Sawicky on Min. Wage Tax Bogusness

The Senate is scheduled to vote on the minimum wage package today at 2:30 PM...but now's a good time to check out Max Sawicky's erudite take on the unnecessary tax cuts attached to the minimum wage bill. One key passage on the tax cuts, AKA the Small Business and Work Opportunity Act of 2007 (SBWOA): The proposed SBWOA tax cuts pertaining to depreciation and S-corps share an utter lack of targeting to any business owner affected by a minimum wage increase. They could just as easily benefit owners not affected, owners helped by the increase, and people who own no business at all but elect to invest in an old business or begin a new one in the future. The tax cuts could benefit a firm with no minimum wage employees, or a firm with no employees at all.
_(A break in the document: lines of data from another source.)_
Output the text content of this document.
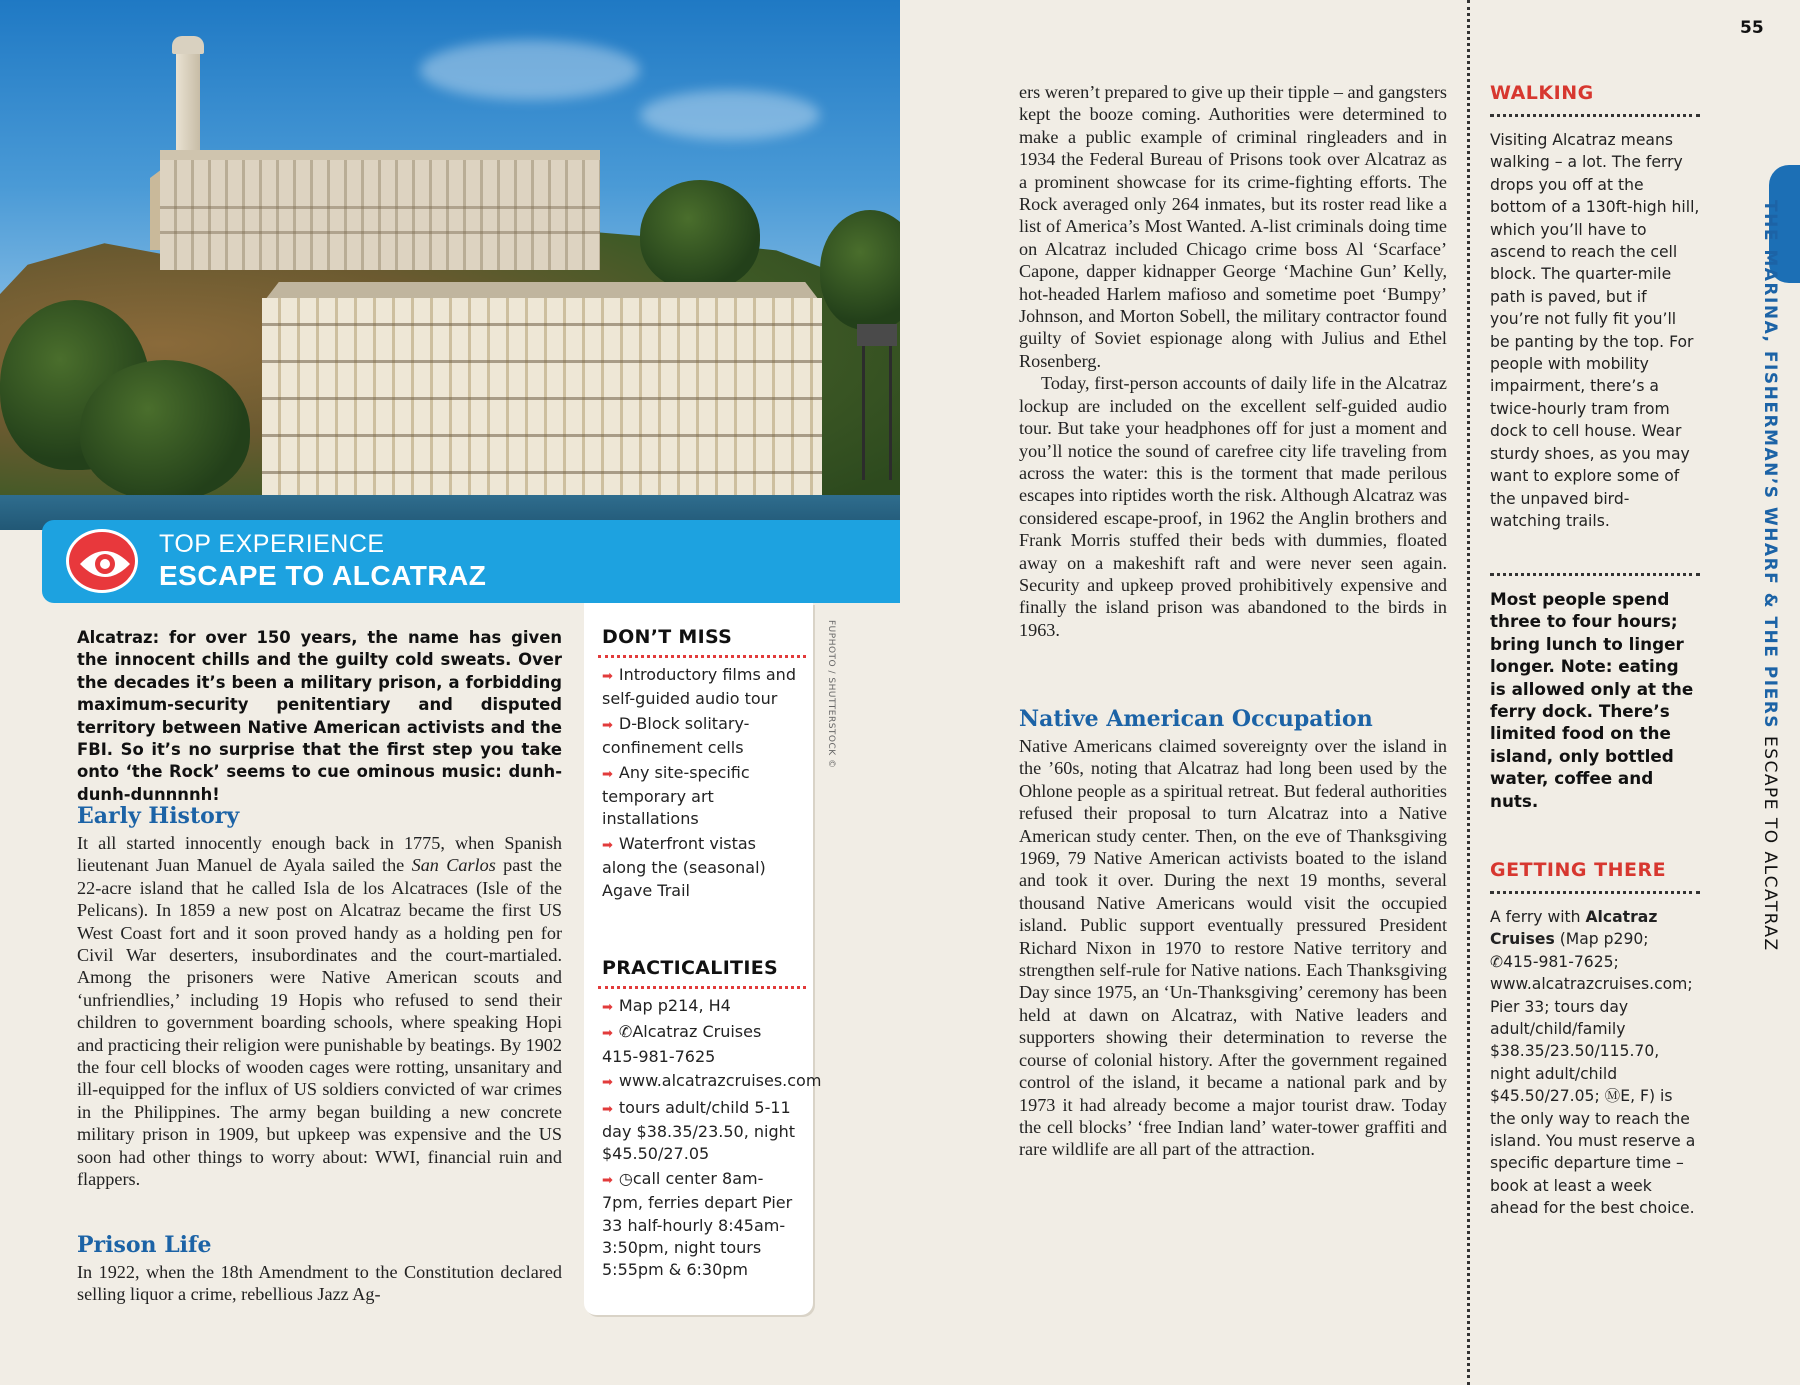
TOP EXPERIENCE
ESCAPE TO ALCATRAZ
Alcatraz: for over 150 years, the name has given the innocent chills and the guilty cold sweats. Over the decades it’s been a military prison, a forbidding maximum-security penitentiary and disputed territory between Native American activists and the FBI. So it’s no surprise that the first step you take onto ‘the Rock’ seems to cue ominous music: dunh-dunh-dunnnnh!
Early History

It all started innocently enough back in 1775, when Spanish lieutenant Juan Manuel de Ayala sailed the San Carlos past the 22-acre island that he called Isla de los Alcatraces (Isle of the Pelicans). In 1859 a new post on Alcatraz became the first US West Coast fort and it soon proved handy as a holding pen for Civil War deserters, insubordinates and the court-martialed. Among the prisoners were Native American scouts and ‘unfriendlies,’ including 19 Hopis who refused to send their children to government boarding schools, where speaking Hopi and practicing their religion were punishable by beatings. By 1902 the four cell blocks of wooden cages were rotting, unsanitary and ill-equipped for the influx of US soldiers convicted of war crimes in the Philippines. The army began building a new concrete military prison in 1909, but upkeep was expensive and the US soon had other things to worry about: WWI, financial ruin and flappers.

Prison Life
In 1922, when the 18th Amendment to the Constitution declared selling liquor a crime, rebellious Jazz Ag-
DON’T MISS
➡ Introductory films and self-guided audio tour
➡ D-Block solitary-confinement cells
➡ Any site-specific temporary art installations
➡ Waterfront vistas along the (seasonal) Agave Trail
PRACTICALITIES
➡ Map p214, H4
➡ ✆Alcatraz Cruises 415-981-7625
➡ www.alcatrazcruises.com
➡ tours adult/child 5-11 day $38.35/23.50, night $45.50/27.05
➡ ◷call center 8am-7pm, ferries depart Pier 33 half-hourly 8:45am-3:50pm, night tours 5:55pm & 6:30pm
FUPHOTO / SHUTTERSTOCK ©

ers weren’t prepared to give up their tipple – and gangsters kept the booze coming. Authorities were determined to make a public example of criminal ringleaders and in 1934 the Federal Bureau of Prisons took over Alcatraz as a prominent showcase for its crime-fighting efforts. The Rock averaged only 264 inmates, but its roster read like a list of America’s Most Wanted. A-list criminals doing time on Alcatraz included Chicago crime boss Al ‘Scarface’ Capone, dapper kidnapper George ‘Machine Gun’ Kelly, hot-headed Harlem mafioso and sometime poet ‘Bumpy’ Johnson, and Morton Sobell, the military contractor found guilty of Soviet espionage along with Julius and Ethel Rosenberg.

Today, first-person accounts of daily life in the Alcatraz lockup are included on the excellent self-guided audio tour. But take your headphones off for just a moment and you’ll notice the sound of carefree city life traveling from across the water: this is the torment that made perilous escapes into riptides worth the risk. Although Alcatraz was considered escape-proof, in 1962 the Anglin brothers and Frank Morris stuffed their beds with dummies, floated away on a makeshift raft and were never seen again. Security and upkeep proved prohibitively expensive and finally the island prison was abandoned to the birds in 1963.

Native American Occupation
Native Americans claimed sovereignty over the island in the ’60s, noting that Alcatraz had long been used by the Ohlone people as a spiritual retreat. But federal authorities refused their proposal to turn Alcatraz into a Native American study center. Then, on the eve of Thanksgiving 1969, 79 Native American activists boated to the island and took it over. During the next 19 months, several thousand Native Americans would visit the occupied island. Public support eventually pressured President Richard Nixon in 1970 to restore Native territory and strengthen self-rule for Native nations. Each Thanksgiving Day since 1975, an ‘Un-Thanksgiving’ ceremony has been held at dawn on Alcatraz, with Native leaders and supporters showing their determination to reverse the course of colonial history. After the government regained control of the island, it became a national park and by 1973 it had already become a major tourist draw. Today the cell blocks’ ‘free Indian land’ water-tower graffiti and rare wildlife are all part of the attraction.
55
WALKING
Visiting Alcatraz means walking – a lot. The ferry drops you off at the bottom of a 130ft-high hill, which you’ll have to ascend to reach the cell block. The quarter-mile path is paved, but if you’re not fully fit you’ll be panting by the top. For people with mobility impairment, there’s a twice-hourly tram from dock to cell house. Wear sturdy shoes, as you may want to explore some of the unpaved bird-watching trails.
Most people spend three to four hours; bring lunch to linger longer. Note: eating is allowed only at the ferry dock. There’s limited food on the island, only bottled water, coffee and nuts.
GETTING THERE
A ferry with Alcatraz Cruises (Map p290; ✆415-981-7625; www.alcatrazcruises.com; Pier 33; tours day adult/child/family $38.35/23.50/115.70, night adult/child $45.50/27.05; ⓂE, F) is the only way to reach the island. You must reserve a specific departure time – book at least a week ahead for the best choice.
THE MARINA, FISHERMAN’S WHARF & THE PIERS ESCAPE TO ALCATRAZ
They are completely unrelated to a business firm’s labor costs, past, present, or future. From the standpoint of tax fairness, a business owner might be very wealthy, or he might be barely hanging on in business. Some critics of Social Security cast doubt upon the merits of providing any retirement benefits to well-off retirees. By contrast, any conceivable compensation from a business tax break has no relation whatsoever to the economic circumstances of the taxpayer in question. Businesses don’t pay taxes, people do. No tax break pertaining to a business entity can be premised in any way on the household income of the business owner who would benefit.